The Purchaser shall have the right to assign the Purchaser's right to purchase shares of Common Stock under this Agreement to its affiliate. In the event of such an assignment, the proposed assignee shall be required, as a condition of such assignment, to agree in writing to assume all obligations of the Purchaser hereunder; provided, however, that any such assignment shall not release the Purchaser from any liability hereunder.
1. Purchase, Sale and Delivery of the Common Stock. On the basis of the representations, warranties, covenants and agreements herein contained, and subject to the terms and conditions herein set forth, the Company agrees to sell to the Purchaser and the Purchaser agrees to purchase from the Company one million (1,000,000) shares of the Common Stock (the "Purchased Shares") at a purchase price of $ per share (the "Per Share Price").
Delivery of the payment of the purchase price for the Purchased Shares shall be made at the place determined in accordance with Section 2 of the Underwriting Agreement. Such delivery and payment shall be made at the Closing Date as set forth in such Section 2. Delivery of the Purchased Shares shall be made to the Purchaser against payment by the Purchaser of the purchase price for the Purchased Shares to the order of the Company by certified or official bank check payable in New York Clearing House funds or by wire transfer of immediately available funds to an account designated by the Company.
The Purchaser hereby represents and warrants that in connection with its acquisition of shares of Common Stock pursuant to this Agreement, no filings with the Federal Trade Commission and the Department of Justice of notification forms under the Hart-Scott-Rodino Antitrust Improvements Act of 1976, as amended, are required.
2. Conditions to the Purchaser's Obligations. The obligations of the Purchaser to purchase and pay for the Purchased Shares shall be subject only to the condition that the Closing under the Underwriting Agreement shall have occurred concurrently with the closing under this Agreement.
3. Effective Date of Agreement; Termination. This Agreement shall become effective upon the effectiveness of the Underwriting Agreement, and shall terminate solely upon the termination of the Underwriting Agreement.
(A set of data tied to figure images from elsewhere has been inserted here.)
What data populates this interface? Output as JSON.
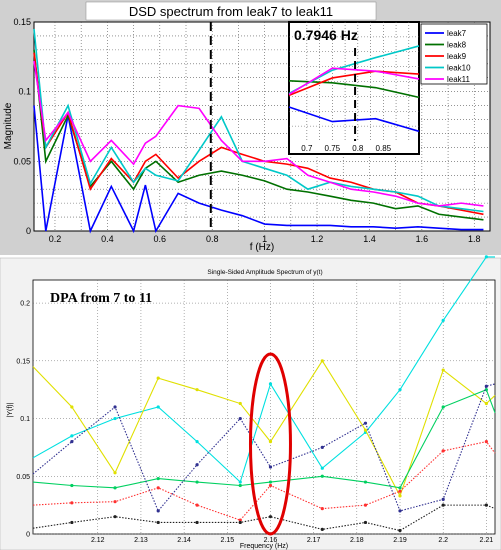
{
  "chart_data": [
    {
      "type": "line",
      "title": "DSD spectrum from leak7 to leak11",
      "xlabel": "f (Hz)",
      "ylabel": "Magnitude",
      "xlim": [
        0.12,
        1.86
      ],
      "ylim": [
        0,
        0.15
      ],
      "xticks": [
        "0.2",
        "0.4",
        "0.6",
        "0.8",
        "1",
        "1.2",
        "1.4",
        "1.6",
        "1.8"
      ],
      "yticks": [
        "0",
        "0.05",
        "0.1",
        "0.15"
      ],
      "grid": true,
      "legend": "top-right",
      "vline_x": 0.7946,
      "x": [
        0.12,
        0.165,
        0.25,
        0.335,
        0.415,
        0.5,
        0.545,
        0.585,
        0.67,
        0.75,
        0.835,
        0.915,
        1.0,
        1.085,
        1.165,
        1.25,
        1.33,
        1.415,
        1.5,
        1.585,
        1.665,
        1.75,
        1.835
      ],
      "series": [
        {
          "name": "leak7",
          "color": "#0000ff",
          "values": [
            0.09,
            0.0,
            0.083,
            0.0,
            0.032,
            0.0,
            0.033,
            0.0,
            0.027,
            0.02,
            0.015,
            0.011,
            0.005,
            0.004,
            0.004,
            0.004,
            0.003,
            0.003,
            0.002,
            0.003,
            0.002,
            0.001,
            0.001
          ]
        },
        {
          "name": "leak8",
          "color": "#007000",
          "values": [
            0.13,
            0.05,
            0.083,
            0.032,
            0.05,
            0.03,
            0.045,
            0.05,
            0.035,
            0.04,
            0.043,
            0.04,
            0.036,
            0.03,
            0.028,
            0.025,
            0.022,
            0.02,
            0.016,
            0.018,
            0.012,
            0.01,
            0.008
          ]
        },
        {
          "name": "leak9",
          "color": "#ff0000",
          "values": [
            0.128,
            0.06,
            0.085,
            0.03,
            0.052,
            0.035,
            0.05,
            0.055,
            0.038,
            0.05,
            0.06,
            0.055,
            0.05,
            0.048,
            0.045,
            0.038,
            0.035,
            0.03,
            0.028,
            0.02,
            0.018,
            0.015,
            0.012
          ]
        },
        {
          "name": "leak10",
          "color": "#00c8c8",
          "values": [
            0.145,
            0.06,
            0.09,
            0.034,
            0.06,
            0.035,
            0.045,
            0.04,
            0.036,
            0.058,
            0.082,
            0.05,
            0.045,
            0.04,
            0.03,
            0.035,
            0.032,
            0.03,
            0.028,
            0.025,
            0.018,
            0.016,
            0.014
          ]
        },
        {
          "name": "leak11",
          "color": "#ff00ff",
          "values": [
            0.122,
            0.065,
            0.085,
            0.05,
            0.065,
            0.048,
            0.063,
            0.068,
            0.09,
            0.088,
            0.065,
            0.05,
            0.05,
            0.052,
            0.04,
            0.035,
            0.03,
            0.028,
            0.025,
            0.02,
            0.018,
            0.02,
            0.018
          ]
        }
      ],
      "inset": {
        "label": "0.7946 Hz",
        "xlim": [
          0.665,
          0.92
        ],
        "xticks": [
          "0.7",
          "0.75",
          "0.8",
          "0.85"
        ],
        "vline_x": 0.7946,
        "x": [
          0.665,
          0.75,
          0.835,
          0.92
        ],
        "series": [
          {
            "name": "leak7",
            "color": "#0000ff",
            "values": [
              0.35,
              0.2,
              0.23,
              0.1
            ]
          },
          {
            "name": "leak8",
            "color": "#007000",
            "values": [
              0.62,
              0.6,
              0.55,
              0.45
            ]
          },
          {
            "name": "leak9",
            "color": "#ff0000",
            "values": [
              0.47,
              0.65,
              0.72,
              0.69
            ]
          },
          {
            "name": "leak10",
            "color": "#00c8c8",
            "values": [
              0.49,
              0.73,
              0.86,
              0.98
            ]
          },
          {
            "name": "leak11",
            "color": "#ff00ff",
            "values": [
              0.48,
              0.75,
              0.72,
              0.64
            ]
          }
        ]
      }
    },
    {
      "type": "line",
      "title": "Single-Sided Amplitude Spectrum of y(t)",
      "xlabel": "Frequency (Hz)",
      "ylabel": "|Y(f)|",
      "annotation": "DPA from 7 to 11",
      "xlim": [
        2.105,
        2.212
      ],
      "ylim": [
        0,
        0.22
      ],
      "xticks": [
        "2.12",
        "2.13",
        "2.14",
        "2.15",
        "2.16",
        "2.17",
        "2.18",
        "2.19",
        "2.2",
        "2.21"
      ],
      "yticks": [
        "0",
        "0.05",
        "0.1",
        "0.15",
        "0.2"
      ],
      "grid": true,
      "highlight_x": 2.16,
      "x": [
        2.105,
        2.114,
        2.124,
        2.134,
        2.143,
        2.153,
        2.16,
        2.172,
        2.182,
        2.19,
        2.2,
        2.21,
        2.212
      ],
      "series": [
        {
          "color": "#00e0e0",
          "values": [
            0.066,
            0.085,
            0.1,
            0.11,
            0.08,
            0.045,
            0.13,
            0.057,
            0.088,
            0.125,
            0.185,
            0.24,
            0.24
          ]
        },
        {
          "color": "#e0e000",
          "values": [
            0.145,
            0.11,
            0.053,
            0.135,
            0.125,
            0.113,
            0.08,
            0.15,
            0.09,
            0.033,
            0.142,
            0.113,
            0.12
          ]
        },
        {
          "color": "#00d060",
          "values": [
            0.045,
            0.042,
            0.04,
            0.048,
            0.045,
            0.042,
            0.045,
            0.05,
            0.045,
            0.04,
            0.11,
            0.125,
            0.105
          ]
        },
        {
          "color": "#ff3030",
          "values": [
            0.025,
            0.027,
            0.028,
            0.04,
            0.025,
            0.012,
            0.042,
            0.022,
            0.025,
            0.037,
            0.072,
            0.08,
            0.07
          ]
        },
        {
          "color": "#303090",
          "values": [
            0.052,
            0.08,
            0.11,
            0.02,
            0.06,
            0.1,
            0.058,
            0.075,
            0.096,
            0.02,
            0.03,
            0.128,
            0.13
          ]
        },
        {
          "color": "#202020",
          "values": [
            0.005,
            0.01,
            0.015,
            0.01,
            0.01,
            0.01,
            0.015,
            0.004,
            0.01,
            0.003,
            0.025,
            0.025,
            0.022
          ]
        }
      ]
    }
  ]
}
4. Amendment. This Agreement may be amended only with the written consent of the Company, the Purchaser and each of the Underwriters.
5. Parties. Except as set forth in this Section, this Agreement shall inure solely to the benefit of, and shall be binding upon, the Company and the Purchaser and their respective successors and assigns, and no other person shall have or be construed to have any legal or equitable right, remedy or claim under or in respect of or by virtue of this Agreement or any provision therein contained. Notwithstanding anything to the contrary in the foregoing, it is expressly agreed that the Underwriters are intended to be third party beneficiaries of this Agreement and the Underwriters shall be entitled to bring an action for damages or for specific enforcement of this Agreement in the event of any breach of this Agreement by either the Company or the Purchaser.
6. Construction. This Agreement shall be construed in accordance with the internal laws of the State of Nevada.
7. Counterparts. This Agreement may be executed in counterparts, each of which shall be deemed an original and all of which together shall constitute one and the same document.
If the foregoing correctly sets forth the understanding between you and the Company, please so indicate in the space provided below for that purpose, whereupon this letter shall constitute a binding agreement between us.